Going over what the recent hottest restaurant IPO suggests

“Food is one part of the experience. And it has to be somewhere between 50 to 60 percent of the dining experience. But the rest counts as well: The mood, the atmosphere, the music, the feeling, the design, the harmony between what you have on the plate and what surrounds the plate.”

– Alain Ducasse, Chef.

Investing in the restaurant space is hard. Your end goal is to get customers in, and back again as much as possible while having to worry about a million things that could possibly go wrong in between all that.

Hell, just look at the AdvisorShares Restaurant ETF: EATZ.

This doesn’t mean that there aren’t any clear winners in the space that can make investors a lot of money.

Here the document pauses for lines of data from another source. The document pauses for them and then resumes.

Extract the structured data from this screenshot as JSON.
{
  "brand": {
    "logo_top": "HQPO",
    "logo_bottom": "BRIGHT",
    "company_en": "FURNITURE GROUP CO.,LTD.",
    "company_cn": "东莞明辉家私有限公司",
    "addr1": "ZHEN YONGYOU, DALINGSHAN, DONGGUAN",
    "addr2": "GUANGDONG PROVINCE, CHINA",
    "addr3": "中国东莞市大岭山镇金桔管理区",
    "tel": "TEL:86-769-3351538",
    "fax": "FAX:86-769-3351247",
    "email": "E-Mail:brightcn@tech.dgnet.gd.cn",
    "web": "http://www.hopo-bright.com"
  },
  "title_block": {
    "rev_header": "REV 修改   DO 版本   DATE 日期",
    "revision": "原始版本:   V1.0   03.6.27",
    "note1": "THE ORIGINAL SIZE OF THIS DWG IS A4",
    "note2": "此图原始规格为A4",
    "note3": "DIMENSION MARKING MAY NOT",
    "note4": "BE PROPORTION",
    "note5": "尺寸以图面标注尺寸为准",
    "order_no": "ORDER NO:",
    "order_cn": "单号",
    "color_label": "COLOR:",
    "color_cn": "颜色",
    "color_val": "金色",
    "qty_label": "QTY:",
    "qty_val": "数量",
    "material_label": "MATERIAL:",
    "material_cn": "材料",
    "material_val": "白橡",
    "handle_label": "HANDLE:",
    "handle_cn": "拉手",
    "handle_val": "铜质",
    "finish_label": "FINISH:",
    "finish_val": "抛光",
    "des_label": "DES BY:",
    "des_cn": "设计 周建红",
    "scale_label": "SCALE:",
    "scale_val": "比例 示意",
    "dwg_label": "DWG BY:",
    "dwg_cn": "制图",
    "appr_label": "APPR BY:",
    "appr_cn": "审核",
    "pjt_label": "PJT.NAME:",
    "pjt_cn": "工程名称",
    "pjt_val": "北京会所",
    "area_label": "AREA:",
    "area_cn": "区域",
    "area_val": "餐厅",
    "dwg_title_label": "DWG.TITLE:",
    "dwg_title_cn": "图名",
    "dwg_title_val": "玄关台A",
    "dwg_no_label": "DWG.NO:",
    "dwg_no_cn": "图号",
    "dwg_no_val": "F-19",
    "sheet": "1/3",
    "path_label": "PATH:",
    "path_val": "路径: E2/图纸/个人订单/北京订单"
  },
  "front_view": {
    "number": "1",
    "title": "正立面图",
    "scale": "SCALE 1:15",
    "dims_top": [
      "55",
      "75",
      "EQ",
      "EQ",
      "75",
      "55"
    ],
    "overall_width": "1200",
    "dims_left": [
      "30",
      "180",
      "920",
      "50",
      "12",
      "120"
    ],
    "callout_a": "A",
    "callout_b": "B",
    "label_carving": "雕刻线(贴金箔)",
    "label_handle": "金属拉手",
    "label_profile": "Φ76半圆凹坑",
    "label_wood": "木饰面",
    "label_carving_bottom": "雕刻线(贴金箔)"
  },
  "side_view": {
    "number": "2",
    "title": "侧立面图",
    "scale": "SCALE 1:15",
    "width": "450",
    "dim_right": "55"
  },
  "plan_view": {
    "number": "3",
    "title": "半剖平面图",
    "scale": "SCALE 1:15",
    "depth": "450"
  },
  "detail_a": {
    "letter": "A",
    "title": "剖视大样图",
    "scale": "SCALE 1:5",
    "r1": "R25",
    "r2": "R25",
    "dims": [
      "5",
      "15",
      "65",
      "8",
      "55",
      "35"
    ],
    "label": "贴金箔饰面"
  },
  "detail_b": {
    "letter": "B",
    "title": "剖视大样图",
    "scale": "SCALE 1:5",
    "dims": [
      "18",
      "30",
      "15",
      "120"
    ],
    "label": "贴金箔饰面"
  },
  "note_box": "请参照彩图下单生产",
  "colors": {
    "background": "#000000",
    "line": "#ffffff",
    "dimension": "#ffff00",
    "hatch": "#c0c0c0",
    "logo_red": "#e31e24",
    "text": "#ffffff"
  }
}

Take a look at McDonald’s MCD 0.00%↑, Domino’s DPZ 0.00%↑, and Chipotle CMG 0.00%↑ all up hundreds of percent in the last 10 years.

But this is not about them nor is it about the restaurant industry in general. This post is me sharing my notes on the recent CAVA IPO S-1 and where I believe it fits into the next Chipotle or the next Sweetgreen.

What I’ll be going over.

  1. CAVA IPO

    1. IPO deal dynamics

    2. Company S-1

    3. Positives/Negatives

  2. Next CMG or SG?

  3. Am I buying or not?

Given that this IPO is definitely one of the hotter brands to go public in a mostly dead IPO market environment, I have a feeling that the hype is more geared toward what people thought when Sweetgreen went public.

With that, let’s begin.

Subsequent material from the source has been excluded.